Music Review: Paul McCartney is fab on ‘McCartney III’
Paul McCartney, “McCartney III” (Capitol Records)
Add Paul McCartney to the list of artists who have been busy making inspired music while grounded due to the pandemic.
“McCartney III,” recorded at his home studio earlier this year doesn’t quite match the power and weight of fellow aging baby boomer Bob Dylan’s “Rough and Rowdy Ways” that came out earlier this year, but it’s still worth a serious listen.
“McCartney III” is the third in a trilogy of records where McCartney plays all the instruments and handles all the vocals. “McCartney,” his first solo record from 1970 which signaled the breakup of the Beatles, and “McCartney II” followed in 1980.
“Seize the Day” is the standout with the most Beatles-esque groove as Sir Paul offers some inspiration at the end of a bleak year. The unreleased 1990s track “Winter Bird/When Winter Comes” is a refreshingly simple, and simply delightful, take on farm life that could have easily found a home on 1971’s “Ram.” Paul even still hits the high register on the charming “Kiss of Venus.”

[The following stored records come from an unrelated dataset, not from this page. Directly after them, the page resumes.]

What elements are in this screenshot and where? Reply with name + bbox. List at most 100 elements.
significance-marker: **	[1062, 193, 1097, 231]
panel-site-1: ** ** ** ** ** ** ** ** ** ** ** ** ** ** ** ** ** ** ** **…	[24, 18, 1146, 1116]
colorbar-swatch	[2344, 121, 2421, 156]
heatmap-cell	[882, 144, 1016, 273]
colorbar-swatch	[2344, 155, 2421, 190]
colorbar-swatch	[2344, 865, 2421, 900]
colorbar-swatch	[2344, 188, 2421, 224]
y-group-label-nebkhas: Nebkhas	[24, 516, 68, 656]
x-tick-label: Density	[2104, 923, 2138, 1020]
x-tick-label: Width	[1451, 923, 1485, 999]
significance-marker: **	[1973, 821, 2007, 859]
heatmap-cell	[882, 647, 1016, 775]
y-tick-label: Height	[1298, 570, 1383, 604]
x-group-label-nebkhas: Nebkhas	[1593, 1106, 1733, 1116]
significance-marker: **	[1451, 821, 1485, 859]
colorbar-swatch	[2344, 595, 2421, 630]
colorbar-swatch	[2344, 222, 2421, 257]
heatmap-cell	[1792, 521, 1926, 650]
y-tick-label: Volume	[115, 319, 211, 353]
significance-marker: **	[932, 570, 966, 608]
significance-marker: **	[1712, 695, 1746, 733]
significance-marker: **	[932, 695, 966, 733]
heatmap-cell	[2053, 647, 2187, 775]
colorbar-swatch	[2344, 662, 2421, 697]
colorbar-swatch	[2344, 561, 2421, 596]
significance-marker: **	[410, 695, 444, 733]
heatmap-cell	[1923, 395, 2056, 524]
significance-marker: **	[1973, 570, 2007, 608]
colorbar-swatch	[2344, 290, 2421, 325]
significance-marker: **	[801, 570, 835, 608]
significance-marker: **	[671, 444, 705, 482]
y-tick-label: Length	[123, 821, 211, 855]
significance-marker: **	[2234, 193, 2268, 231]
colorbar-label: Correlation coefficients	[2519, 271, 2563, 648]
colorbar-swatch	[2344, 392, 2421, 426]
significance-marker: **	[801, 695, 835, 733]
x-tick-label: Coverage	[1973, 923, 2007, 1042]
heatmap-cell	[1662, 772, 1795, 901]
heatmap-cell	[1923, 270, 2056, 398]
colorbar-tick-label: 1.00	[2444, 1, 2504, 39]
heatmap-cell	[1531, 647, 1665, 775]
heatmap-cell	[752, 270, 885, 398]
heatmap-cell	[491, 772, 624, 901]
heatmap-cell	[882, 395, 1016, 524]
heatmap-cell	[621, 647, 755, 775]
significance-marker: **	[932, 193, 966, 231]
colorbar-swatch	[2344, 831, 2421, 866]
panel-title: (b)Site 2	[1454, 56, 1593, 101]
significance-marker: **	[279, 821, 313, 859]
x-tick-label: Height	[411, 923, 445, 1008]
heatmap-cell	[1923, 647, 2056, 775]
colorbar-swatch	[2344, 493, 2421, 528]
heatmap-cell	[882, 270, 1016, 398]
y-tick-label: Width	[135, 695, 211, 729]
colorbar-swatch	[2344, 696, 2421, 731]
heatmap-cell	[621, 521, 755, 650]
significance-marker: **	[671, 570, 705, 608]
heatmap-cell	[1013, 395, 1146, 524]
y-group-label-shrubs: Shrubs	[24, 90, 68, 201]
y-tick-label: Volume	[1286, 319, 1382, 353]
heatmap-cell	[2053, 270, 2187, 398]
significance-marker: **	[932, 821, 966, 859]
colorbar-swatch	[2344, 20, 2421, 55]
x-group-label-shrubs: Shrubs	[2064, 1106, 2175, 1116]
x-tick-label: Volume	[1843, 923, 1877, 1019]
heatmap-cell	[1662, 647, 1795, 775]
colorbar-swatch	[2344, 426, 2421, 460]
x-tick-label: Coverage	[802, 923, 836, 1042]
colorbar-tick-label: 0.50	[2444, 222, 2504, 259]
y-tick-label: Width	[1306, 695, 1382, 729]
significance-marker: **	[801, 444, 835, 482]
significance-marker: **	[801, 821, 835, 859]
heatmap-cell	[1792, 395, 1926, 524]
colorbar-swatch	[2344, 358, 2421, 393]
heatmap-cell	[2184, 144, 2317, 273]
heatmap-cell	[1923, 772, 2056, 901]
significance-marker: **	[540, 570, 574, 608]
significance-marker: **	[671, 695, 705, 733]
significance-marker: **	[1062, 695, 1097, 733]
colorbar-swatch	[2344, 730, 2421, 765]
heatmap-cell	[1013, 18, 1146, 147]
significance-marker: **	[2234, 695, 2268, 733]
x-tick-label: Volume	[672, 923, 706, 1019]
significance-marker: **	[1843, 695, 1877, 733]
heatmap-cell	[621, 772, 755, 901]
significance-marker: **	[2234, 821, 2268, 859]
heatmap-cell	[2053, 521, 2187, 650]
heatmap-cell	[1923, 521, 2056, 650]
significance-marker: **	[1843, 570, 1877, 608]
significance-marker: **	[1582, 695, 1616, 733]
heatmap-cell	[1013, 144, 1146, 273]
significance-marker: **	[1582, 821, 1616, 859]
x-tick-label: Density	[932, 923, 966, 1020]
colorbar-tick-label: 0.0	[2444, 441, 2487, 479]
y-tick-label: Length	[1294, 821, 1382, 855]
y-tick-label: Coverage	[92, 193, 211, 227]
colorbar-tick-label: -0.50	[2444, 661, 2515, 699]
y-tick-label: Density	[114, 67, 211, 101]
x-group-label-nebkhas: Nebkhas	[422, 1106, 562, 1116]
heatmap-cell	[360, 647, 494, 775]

McCartney also gives us the unfortunately titled “Lavatory Lil,” which has a nice hooky groove and a fun vibe. This is no “Lovely Rita” or “Polythene Pam,” although perhaps Lil did come in through the bathroom window.
Then there’s “Deep Down” with the 78-year-old McCartney fantasizing about partying all night long. And the eight-plus minute-long “Deep Deep Feeling” could have used a deep, deep edit. But give the guy a break, there wasn’t anyone else around to tell him when to knock it off.